Les Iraniens sont appelés à élire aujourd’hui leur nouveau président de la République. Six candidats, dont l’actuel président Mohamed Rohani, sont en lice. Ce dernier a des chances de succéder à lui-même. Décryptage.

- Qui sont les candidats ?

Hassan Rohani, l’actuel président (réformateur) âgé de 68 ans, est surnommé le «cheikh de la diplomatie». Grand partisan de l’accord sur le nucléaire iranien, il est en revanche critiqué en interne. Les Iraniens lui reprochent d’avoir été «berné» par les Occidentaux. Ses relations avec le guide suprême Khamenei n’ont pas été toujours au beau fixe.

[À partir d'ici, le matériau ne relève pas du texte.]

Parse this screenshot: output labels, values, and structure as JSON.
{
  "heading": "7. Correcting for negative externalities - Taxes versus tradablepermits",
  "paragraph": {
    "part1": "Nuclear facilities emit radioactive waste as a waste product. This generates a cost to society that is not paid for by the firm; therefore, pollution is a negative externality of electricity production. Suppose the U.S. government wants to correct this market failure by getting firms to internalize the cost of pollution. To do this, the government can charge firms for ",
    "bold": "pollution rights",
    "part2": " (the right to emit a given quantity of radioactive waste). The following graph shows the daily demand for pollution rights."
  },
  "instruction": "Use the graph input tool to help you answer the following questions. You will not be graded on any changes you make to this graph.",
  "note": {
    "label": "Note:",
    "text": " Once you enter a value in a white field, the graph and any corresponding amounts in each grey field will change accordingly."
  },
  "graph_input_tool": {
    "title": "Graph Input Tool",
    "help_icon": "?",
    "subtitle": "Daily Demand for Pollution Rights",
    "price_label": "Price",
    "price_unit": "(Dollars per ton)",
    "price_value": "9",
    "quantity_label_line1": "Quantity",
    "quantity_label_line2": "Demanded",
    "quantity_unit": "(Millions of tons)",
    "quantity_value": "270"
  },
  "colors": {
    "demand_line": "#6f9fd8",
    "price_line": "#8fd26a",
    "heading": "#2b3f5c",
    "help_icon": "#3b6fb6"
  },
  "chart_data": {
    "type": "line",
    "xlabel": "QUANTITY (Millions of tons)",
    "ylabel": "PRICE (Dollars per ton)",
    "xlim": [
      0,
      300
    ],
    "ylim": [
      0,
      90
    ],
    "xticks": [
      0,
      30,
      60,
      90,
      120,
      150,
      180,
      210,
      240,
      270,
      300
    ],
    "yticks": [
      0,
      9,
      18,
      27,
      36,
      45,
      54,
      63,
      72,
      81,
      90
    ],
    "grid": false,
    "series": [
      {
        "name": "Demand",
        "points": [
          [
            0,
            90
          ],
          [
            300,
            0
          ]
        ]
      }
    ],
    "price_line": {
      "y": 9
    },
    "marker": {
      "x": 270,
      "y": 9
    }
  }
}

Il n’a pas permis à l’Iran de réintégrer l’économie mondiale.

Ibrahim Raissi, religieux populaire (57 ans). Il a fait sa carrière dans le domaine de la justice et est considéré comme un conservateur proche de Khamenei. Ibrahim Raissi était proche avant de l’imam Khomeiny qui l’avait nommé à de hauts postes de responsabilité. Il est pressenti pour remplacer le guide suprême. Il veut lutter contre la pauvreté. Ses chances de gagner restent minimes.

Mohamed Baker Galibaf (58 ans), actuel maire de Téhéran et conservateur. Il a déjà perdu les élections en 2005 et en 2013. Il veut créer 5 millions d’emplois et doubler le salaire des Iraniens.

Isaak Jahanghari, c’est l’actuel adjoint de Rohani . Sa candidature est une surprise. Néanmoins, il pourrait remplacer Rohani si celui-ci se retire à la dernière minute pour quelques raisons que ce soient.

Mustapha Mir Salim (69 ans), il est de Téhéran, a étudié à l’université de Poitiers en France, Il se positionne au milieu. Ni réformateur ni conservateur. Il a occupé le poste de ministre de la Culture entre 1993 et 1997. Ses chances sont faibles.

Mustapha Hachemi Tabah, réformateur, il a été ministre de l’Industrie et président de la Commission olympique iranienne au temps de Rafsandjani. Il est de Téhéran. A noter que la commission électorale a écarté l’ancien président Mahmoud Ahmadi Najad de la course. Le guide suprême a refusé sa candidature sous prétexte qu’il n’était pas l’homme de la situation.

- Qui sont les principaux courants ?

Il existe 3 courants principaux : les conservateurs, les réformistes et les modérés. Les conservateurs : Ils se réclament de la révolution iranienne et appliquent ses principes. Ils sont proches du Vela Yati Fakih. (L’autorité religieuse suprême). Ce courant est représenté par un ensemble de partis politiques classés idéologiquement à droite. Ils défendent l’économie de bazar entretenue par de grands marchands et négociants de Téhéran et qui soutiennent financièrement ces partis. Ils favorisent l’économie libérale Ils ont eu comme président, l’influent Hachemi Rafsandjani.

Les Réformateurs : ce sont en général des partis qui représentaient la gauche lors de la révolution iranienne. Ils étaient très influents au début de la révolution islamique et ont occupé des postes importants au sein du gouvernement. Ce courant a réussi à porter Mohamed Khatami à la présidence en 1997. C’est à la suite de la victoire de Khatami que ce courant s’est fait appeler «réformateur». Il représente environ 50 partis politiques.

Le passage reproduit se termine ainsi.